Interaction of Antidepressants with the Serotonin and Norepinephrine Transporters: MUTATIONAL STUDIES OF THE S1 SUBSTRATE BINDING POCKET*

The serotonin transporter (SERT) and the norepinephrine transporter (NET) are sodium-dependent neurotransmitter transporters responsible for reuptake of released serotonin and norepinephrine, respectively, into nerve terminals in the brain. A wide range of inhibitors of SERT and NET are used as treatment of depression and anxiety disorders or as psychostimulant drugs of abuse.
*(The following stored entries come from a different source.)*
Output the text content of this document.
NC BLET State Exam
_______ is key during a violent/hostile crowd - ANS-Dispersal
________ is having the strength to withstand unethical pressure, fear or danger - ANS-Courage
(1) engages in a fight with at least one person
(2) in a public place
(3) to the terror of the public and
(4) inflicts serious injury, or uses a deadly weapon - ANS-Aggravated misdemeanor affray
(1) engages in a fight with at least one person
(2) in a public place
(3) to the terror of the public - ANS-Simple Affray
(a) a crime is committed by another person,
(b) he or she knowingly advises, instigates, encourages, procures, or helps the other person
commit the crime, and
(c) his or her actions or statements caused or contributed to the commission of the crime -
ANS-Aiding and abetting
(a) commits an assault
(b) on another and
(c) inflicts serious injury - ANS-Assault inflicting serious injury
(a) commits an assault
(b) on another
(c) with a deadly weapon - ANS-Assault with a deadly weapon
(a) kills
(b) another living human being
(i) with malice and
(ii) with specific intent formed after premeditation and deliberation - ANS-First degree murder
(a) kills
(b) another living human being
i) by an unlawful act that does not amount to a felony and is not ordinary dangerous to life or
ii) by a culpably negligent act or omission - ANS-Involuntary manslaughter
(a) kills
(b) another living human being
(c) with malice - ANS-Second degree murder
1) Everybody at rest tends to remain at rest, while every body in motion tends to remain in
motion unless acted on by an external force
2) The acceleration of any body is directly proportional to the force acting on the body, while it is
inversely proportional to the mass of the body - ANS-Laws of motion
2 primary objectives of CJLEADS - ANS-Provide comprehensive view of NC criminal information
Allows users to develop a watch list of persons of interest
Despite their clinical importance, the molecular mechanisms by which various types of antidepressant drugs bind and inhibit SERT and NET are still elusive for the majority of the inhibitors, including the molecular basis for SERT/NET selectivity. Mutational analyses have suggested that a central substrate binding site (denoted the S1 pocket) also harbors an inhibitor binding site. In this study, we determine the effect of mutating six key S1 residues in human SERT (hSERT) and NET (hNET) on the potency of 15 prototypical SERT/NET inhibitors belonging to different drug classes. Analysis of the resulting drug sensitivity profiles provides novel information on drug binding modes in hSERT and hNET and identifies specific S1 residues as important molecular determinants for inhibitor potency and hSERT/hNET selectivity.